Este fecundo jogo de sedução e contaminação entre a Palavra e a Imagem, ou, se quisermos, ainda mais latamente, entre a Pintura e a Escrita, inscreve-se numa longa tradição que remonta à Pré-História, ou seja, à História antes da História convencionalizada pela omnipresença da Escrita enquanto instância de comunicação e memória.

Durante milénios, foi a Pintura, na sua variante originária, a rupestre, que, além de ter criado o primeiro espaço simbólico da Humanidade, a caverna pintada, gerou no seu seio, num longo caminho de progressiva mas descontínua abstracção e geometrização, as figuras que se transformariam nos sinais da própria Escrita.

Cumprida essa como que sua primeira missão – a de dotar os Homens de um sistema eficaz e duradouro de comunicação – a Pintura renasceu na figuração e na representação. Sofreu então a emulação da Poesia, criando a Antiguidade Clássica e as suas derivações modernas um sistema retórico de equivalências e mútuas compensações que ficaria consagrado na feliz fórmula Ut Pictura Poesis. Lembremos, a título de exemplo, que, de acordo com a teoria, se a Pintura é uma Poesia muda e a Poesia uma Pintura falante, a Poesia não pode beneficiar da mais valia emotiva das formas e das cores com que o Pintor reinventa as referências. Mas, curiosamente, foi graças à prática da ekphrasis – a descrição poética ou narrativa, quase sempre sob a forma de elogio, de composições pictóricas (ou de outras obras de arte), como os quadros de grande verosimilhança do mítico Apeles, os famosos muros pintados com a História de Tróia da Eneida ou o escudo de Aquiles da Ilíada – que muitas das obras-primas dos mestres da Antiguidade sobreviveram numa memória difusa, puramente literária, em que a imagem directa está ausente...

Outros caminhos de associação/contaminação entre as duas práticas foram encetados na Idade Média, com interessantes prolongamentos até aos nossos dias. Por um lado, a homologia entre os signos visuais e a escrita enquanto materialidade e processualidade, quer como epifania do Mistério no registo qualificado da Palavra de Deus, quer como automatismo do gesto criador, percurso brilhantemente encetado na iluminura irlandesa que atingiu o seu akhmé na contemporaneidade com as correntes da Poesia Concreta e Visual. Por outro lado, o uso da Imagem como ilustração  ou comentário da Palavra, dando origem a um género com notabilíssimos cultores até aos nossos dias, de Botticelli a Picasso.

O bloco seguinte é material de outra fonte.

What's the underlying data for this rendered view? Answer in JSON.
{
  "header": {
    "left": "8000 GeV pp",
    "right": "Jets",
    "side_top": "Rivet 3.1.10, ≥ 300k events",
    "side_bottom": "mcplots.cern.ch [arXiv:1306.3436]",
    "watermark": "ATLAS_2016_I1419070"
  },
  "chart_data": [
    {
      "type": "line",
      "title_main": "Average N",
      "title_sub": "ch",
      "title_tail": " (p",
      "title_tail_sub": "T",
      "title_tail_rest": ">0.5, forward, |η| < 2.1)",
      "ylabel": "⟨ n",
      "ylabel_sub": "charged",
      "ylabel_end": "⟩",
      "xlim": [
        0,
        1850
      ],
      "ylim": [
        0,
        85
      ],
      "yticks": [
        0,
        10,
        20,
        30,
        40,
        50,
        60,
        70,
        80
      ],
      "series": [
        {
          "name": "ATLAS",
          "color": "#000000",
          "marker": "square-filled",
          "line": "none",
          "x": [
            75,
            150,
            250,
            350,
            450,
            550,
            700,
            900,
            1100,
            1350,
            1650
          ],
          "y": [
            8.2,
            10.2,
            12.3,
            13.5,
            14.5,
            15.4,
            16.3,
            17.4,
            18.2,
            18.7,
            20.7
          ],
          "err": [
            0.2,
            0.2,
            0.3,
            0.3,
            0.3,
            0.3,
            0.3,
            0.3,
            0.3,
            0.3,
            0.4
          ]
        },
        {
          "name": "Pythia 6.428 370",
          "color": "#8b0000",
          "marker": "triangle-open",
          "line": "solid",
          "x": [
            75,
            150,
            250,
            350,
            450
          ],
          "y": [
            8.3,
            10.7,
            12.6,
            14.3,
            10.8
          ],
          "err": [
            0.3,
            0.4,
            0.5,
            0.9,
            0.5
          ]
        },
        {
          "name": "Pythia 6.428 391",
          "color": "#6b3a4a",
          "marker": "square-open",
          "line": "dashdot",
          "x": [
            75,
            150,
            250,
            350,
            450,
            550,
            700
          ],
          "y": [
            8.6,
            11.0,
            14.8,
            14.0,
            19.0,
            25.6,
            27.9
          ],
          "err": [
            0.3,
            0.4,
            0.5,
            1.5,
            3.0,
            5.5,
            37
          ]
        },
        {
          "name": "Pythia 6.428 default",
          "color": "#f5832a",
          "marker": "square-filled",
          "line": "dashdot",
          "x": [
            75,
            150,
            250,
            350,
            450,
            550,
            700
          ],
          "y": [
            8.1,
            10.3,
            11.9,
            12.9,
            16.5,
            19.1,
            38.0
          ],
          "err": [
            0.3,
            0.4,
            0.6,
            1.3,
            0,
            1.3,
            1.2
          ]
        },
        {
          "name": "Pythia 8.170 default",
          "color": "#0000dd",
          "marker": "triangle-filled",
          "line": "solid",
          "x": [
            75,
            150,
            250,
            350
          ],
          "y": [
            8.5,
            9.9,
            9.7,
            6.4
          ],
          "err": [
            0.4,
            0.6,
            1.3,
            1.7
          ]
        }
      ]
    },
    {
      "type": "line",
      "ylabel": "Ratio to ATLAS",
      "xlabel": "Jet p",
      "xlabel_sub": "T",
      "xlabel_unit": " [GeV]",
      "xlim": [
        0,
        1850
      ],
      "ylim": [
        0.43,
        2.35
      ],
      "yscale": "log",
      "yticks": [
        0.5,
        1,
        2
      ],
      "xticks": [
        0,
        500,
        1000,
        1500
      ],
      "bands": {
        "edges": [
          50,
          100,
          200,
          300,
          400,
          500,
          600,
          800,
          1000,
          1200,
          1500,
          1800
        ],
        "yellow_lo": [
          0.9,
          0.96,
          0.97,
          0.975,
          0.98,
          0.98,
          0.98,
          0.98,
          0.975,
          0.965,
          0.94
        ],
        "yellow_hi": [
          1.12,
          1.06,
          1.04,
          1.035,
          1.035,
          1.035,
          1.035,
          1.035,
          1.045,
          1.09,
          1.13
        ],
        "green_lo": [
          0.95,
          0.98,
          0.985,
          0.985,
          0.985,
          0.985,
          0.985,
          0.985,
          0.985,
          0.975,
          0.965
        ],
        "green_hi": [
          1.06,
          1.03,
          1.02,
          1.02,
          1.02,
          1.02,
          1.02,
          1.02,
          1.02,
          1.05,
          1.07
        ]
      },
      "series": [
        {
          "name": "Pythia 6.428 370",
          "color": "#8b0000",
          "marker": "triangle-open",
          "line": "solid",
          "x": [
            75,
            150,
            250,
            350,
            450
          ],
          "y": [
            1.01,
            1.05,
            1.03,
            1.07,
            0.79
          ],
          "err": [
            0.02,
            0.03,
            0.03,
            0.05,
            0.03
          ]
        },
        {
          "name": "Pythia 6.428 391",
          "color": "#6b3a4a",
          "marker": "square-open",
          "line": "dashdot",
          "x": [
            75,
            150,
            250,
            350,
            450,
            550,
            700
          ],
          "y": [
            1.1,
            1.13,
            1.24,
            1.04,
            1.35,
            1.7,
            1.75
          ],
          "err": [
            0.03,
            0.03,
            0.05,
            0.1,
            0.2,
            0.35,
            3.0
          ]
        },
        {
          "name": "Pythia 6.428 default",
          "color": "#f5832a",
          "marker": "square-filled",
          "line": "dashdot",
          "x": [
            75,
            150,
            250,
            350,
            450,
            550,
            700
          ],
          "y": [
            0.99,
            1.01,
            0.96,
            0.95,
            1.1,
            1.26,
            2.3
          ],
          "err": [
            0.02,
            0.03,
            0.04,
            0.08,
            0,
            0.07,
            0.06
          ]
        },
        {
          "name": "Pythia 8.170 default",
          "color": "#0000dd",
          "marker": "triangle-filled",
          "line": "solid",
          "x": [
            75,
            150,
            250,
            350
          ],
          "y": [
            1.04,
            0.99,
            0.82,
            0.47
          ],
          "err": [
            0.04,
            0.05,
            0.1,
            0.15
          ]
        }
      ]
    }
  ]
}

A codificação albertiana do quadro-janela do Renascimento, abrindo um longo ciclo de cinco séculos de reinado quase absoluto das diferentes modalidades da representação, que as várias correntes do modernismo do século XX questionariam profundamente, contribuiu decisivamente para a revalorização não só da vertente ilustrativa como do papel da ekphrasis enquanto discurso literário sobre as imagens e também ponto de partida, talvez involuntário, quer de um memorialismo fundado na biografia dos artistas, quer da própria crítica das imagens, origem de uma Filosofia e de uma História da Arte.

Em resposta à capacidade de recriação oferecida pela Imagem face ao texto literário, a Literatura não se limitou a descrever imagens existentes ou perdidas e ficcionou pinturas, desde as célebres bandeiras de seda das naus de Vasco da Gama nas quais Camões, no Canto VIII de Os Lusíadas, poeticamente imaginou quadros heróicos da História de Portugal «descritos» por Paulo da Gama ao Catual de Calecute, até ao espantoso retrato de Dorian Gray imaginado por Oscar Wilde, que envelhece em vez do retratado.

Os poemas de Nuno Júdice, elaborados a partir das pinturas de Manuel Amado, não se limitam a um mero mas indubitavelmente saudável  regresso à ekphrasis de matriz clássica, ainda que temperado por décadas de uma modernidade que sempre interrogou os limites representativos da linguagem exaltando a consciência da sua processualidade. 

A meu ver, o ciclo neo-romântico de Nuno Júdice reformula o problema original da ekphrasis, pois nasce, muito apropriadamente, do pessoano desassossego produzido no sujeito poético pelas pinturas (de longínqua referência neo-clássica) de Manuel Amado para procurar traduzir numa outra língua, reinventando-o, recentrando-o e amplificando-o numa lírica dominada pelo apaixonante binómio morte/renascimento sugerido pela própria série pictórica, o insólito mundo das imagens, desertado pela figura humana (diz o Poeta: «Sonho / que uma vida possa existir do outro lado / dos batentes», poema «Perspectiva») mas marcado pelo excesso, prenhe de sentidos ambivalentes, do elemento água e, também, pela omnipresença algo voyeurística (como já foi notado) do pintor-sujeito que vê e re-presenta. 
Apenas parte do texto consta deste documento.